1925
I think about life. All the systems that I shall ever construct will never equal my cries: the cries of a man engaged in remaking his life.
I imagine a system in which all of man would participate, man with his physical flesh and the heights, the intellectual projection of his mind.
For me the first consideration is the incomprehensible magnetism of man, what for lack of a more striking expression I am obliged to call his life force.
These unformulated forces which besiege me, the day will come when my reason will have to accept them, the day will come when they will replace higher thought, these forces which from the outside have the shape of a cry. There are intellectual cries, cries born of the subtlety of marrow. This is what I mean by Flesh. I do not separate my thought from my life. With each vibration of my tongue I retrace all the pathways of my thought in my flesh.
One must have been deprived of life, of the nervous irradiation of existence, of the conscious wholeness of the nerves, in order to realize that the Sense, and the Science, of all thought is hidden in the nervous vitality of the marrow, to realize how mistaken those persons are who put all their faith in Intelligence or in absolute Intellectuality. Above all else there is the wholeness of the nerves. A wholeness that includes all of consciousness, and the secret pathways of the mind in the flesh.
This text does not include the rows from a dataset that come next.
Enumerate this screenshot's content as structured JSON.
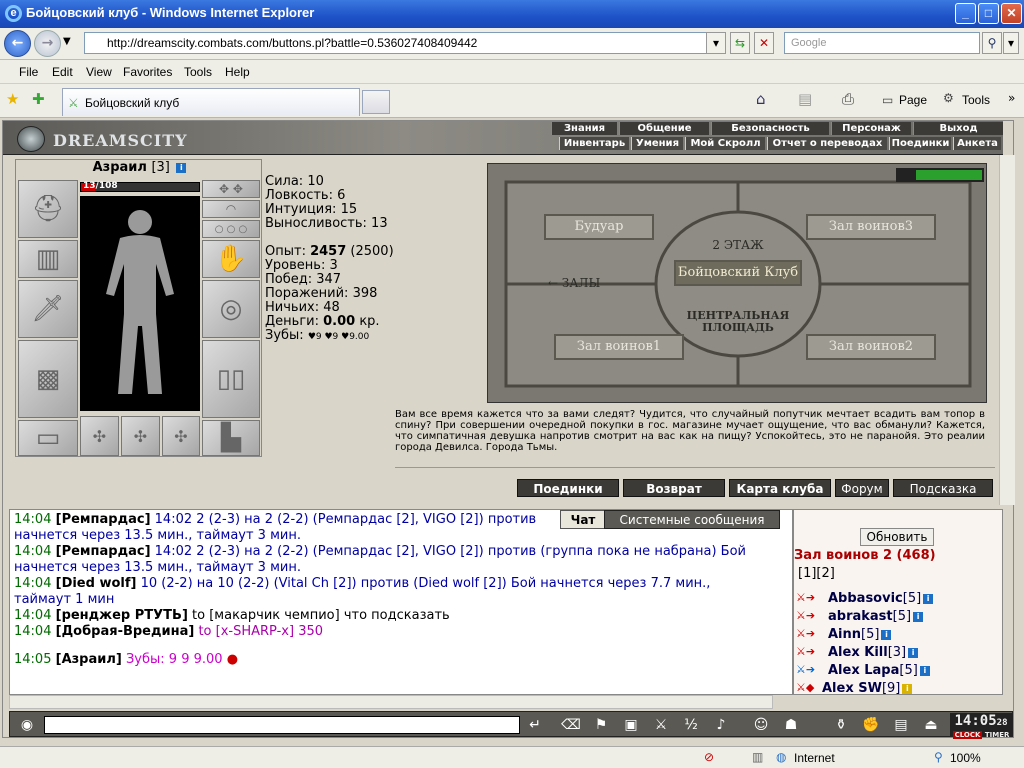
{
  "window": {
    "title": "Бойцовский клуб - Windows Internet Explorer",
    "min": "_",
    "max": "□",
    "close": "✕"
  },
  "address": {
    "url": "http://dreamscity.combats.com/buttons.pl?battle=0.536027408409442",
    "search_placeholder": "Google"
  },
  "menu": [
    "File",
    "Edit",
    "View",
    "Favorites",
    "Tools",
    "Help"
  ],
  "tab": {
    "label": "Бойцовский клуб"
  },
  "toolbar": {
    "page": "Page",
    "tools": "Tools"
  },
  "game": {
    "logo": "DREAMSCITY",
    "topnav": [
      "Знания",
      "Общение",
      "Безопасность",
      "Персонаж",
      "Выход"
    ],
    "subnav": [
      "Инвентарь",
      "Умения",
      "Мой Скролл",
      "Отчет о переводах",
      "Поединки",
      "Анкета"
    ]
  },
  "character": {
    "name": "Азраил",
    "level": "[3]",
    "hp": {
      "current": 13,
      "max": 108,
      "text_cur": "13",
      "text_max": "/108"
    },
    "stats": {
      "strength": "Сила: 10",
      "agility": "Ловкость: 6",
      "intuition": "Интуиция: 15",
      "endurance": "Выносливость: 13",
      "exp_label": "Опыт: ",
      "exp_value": "2457",
      "exp_next": " (2500)",
      "level": "Уровень: 3",
      "wins": "Побед: 347",
      "losses": "Поражений: 398",
      "draws": "Ничьих: 48",
      "money_label": "Деньги: ",
      "money_value": "0.00",
      "money_unit": " кр.",
      "teeth_label": "Зубы: ",
      "teeth_value": "♥9 ♥9 ♥9.00"
    }
  },
  "map": {
    "floor": "2 ЭТАЖ",
    "center": "Бойцовский Клуб",
    "halls_label": "← ЗАЛЫ",
    "square": "ЦЕНТРАЛЬНАЯ ПЛОЩАДЬ",
    "buttons": [
      "Будуар",
      "Зал воинов3",
      "Зал воинов1",
      "Зал воинов2"
    ]
  },
  "lore": "Вам все время кажется что за вами следят? Чудится, что случайный попутчик мечтает всадить вам топор в спину? При совершении очередной покупки в гос. магазине мучает ощущение, что вас обманули? Кажется, что симпатичная девушка напротив смотрит на вас как на пищу? Успокойтесь, это не паранойя. Это реалии города Девилса. Города Тьмы.",
  "bottom_buttons": [
    "Поединки",
    "Возврат",
    "Карта клуба",
    "Форум",
    "Подсказка"
  ],
  "chat": {
    "tabs": [
      "Чат",
      "Системные сообщения"
    ],
    "lines": [
      {
        "time": "14:04",
        "name": "Ремпардас",
        "text": " 14:02 2 (2-3) на 2 (2-2) (Ремпардас [2], VIGO [2]) против"
      },
      {
        "time": "",
        "name": "",
        "text": "начнется через 13.5 мин., таймаут 3 мин."
      },
      {
        "time": "14:04",
        "name": "Ремпардас",
        "text": " 14:02 2 (2-3) на 2 (2-2) (Ремпардас [2], VIGO [2]) против (группа пока не набрана) Бой"
      },
      {
        "time": "",
        "name": "",
        "text": "начнется через 13.5 мин., таймаут 3 мин."
      },
      {
        "time": "14:04",
        "name": "Died wolf",
        "text": " 10 (2-2) на 10 (2-2) (Vital Ch [2]) против (Died wolf [2]) Бой начнется через 7.7 мин.,"
      },
      {
        "time": "",
        "name": "",
        "text": "таймаут 1 мин"
      },
      {
        "time": "14:04",
        "name": "ренджер РТУТЬ",
        "text": " to [макарчик чемпио] что подсказать"
      },
      {
        "time": "14:04",
        "name": "Добрая-Вредина",
        "text": " to [x-SHARP-x] 350"
      },
      {
        "time": "14:05",
        "name": "Азраил",
        "text": " Зубы: 9 9 9.00"
      }
    ]
  },
  "users": {
    "refresh": "Обновить",
    "room": "Зал воинов 2 (468)",
    "pages": "[1][2]",
    "list": [
      {
        "name": "Abbasovic",
        "level": "[5]"
      },
      {
        "name": "abrakast",
        "level": "[5]"
      },
      {
        "name": "Ainn",
        "level": "[5]"
      },
      {
        "name": "Alex Kill",
        "level": "[3]"
      },
      {
        "name": "Alex Lapa",
        "level": "[5]"
      },
      {
        "name": "Alex SW",
        "level": "[9]"
      }
    ]
  },
  "clock": {
    "time": "14:05",
    "sec": "28",
    "clock": "CLOCK",
    "timer": "TIMER"
  },
  "status": {
    "zone": "Internet",
    "zoom": "100%"
  }
}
But what am I in relation to this theory of the Flesh or, more accurately, of Existence? I am a man who has lost his life and who is seeking by every means to restore it to its place. I am in some sense the Generator of my own vitality: a vitality which is more precious to me than consciousness, for that which in other men is merely the way to be a Man is in me all of Reason.
In the course of this secret quest into the limbo of my consciousness, I have thought I felt explosions, like the colliding of hidden stones or the sudden petrification of flames. Flames that are like imperceptible truths miraculously come to life.
But one must proceed slowly along the road of dead stones, especially when one has lost the understanding of words. It is an indescribable science and one that expands in slow thrusts. And he who possesses it does not understand it. But even the Angels do not understand, for all real understanding is obscure. The clear Mind belongs to matter. I mean the Mind that is clear at a given moment.
But I must inspect this meaning of flesh which is to give me a metaphysics of Being, and the definitive understanding of Life.
For me the word Flesh means above all apprehension, hair standing on end, flesh laid bare with all the intellectual profundity of this spectacle of pure flesh and all its consequences for the senses, that is, for the sentiments.
And sentiment means presentiment, that is, direct understanding, communication turned inside out and illumined from within. There is a mind in the flesh, but a mind quick as lightning. And yet the excitement of the flesh partakes of the high substance of the mind.
And yet whoever says flesh also says sensibility. Sensibility, that is, assimilation, but the intimate, secret, profound, absolute assimilation of my own pain, and consequently the solitary and unique knowledge of that pain.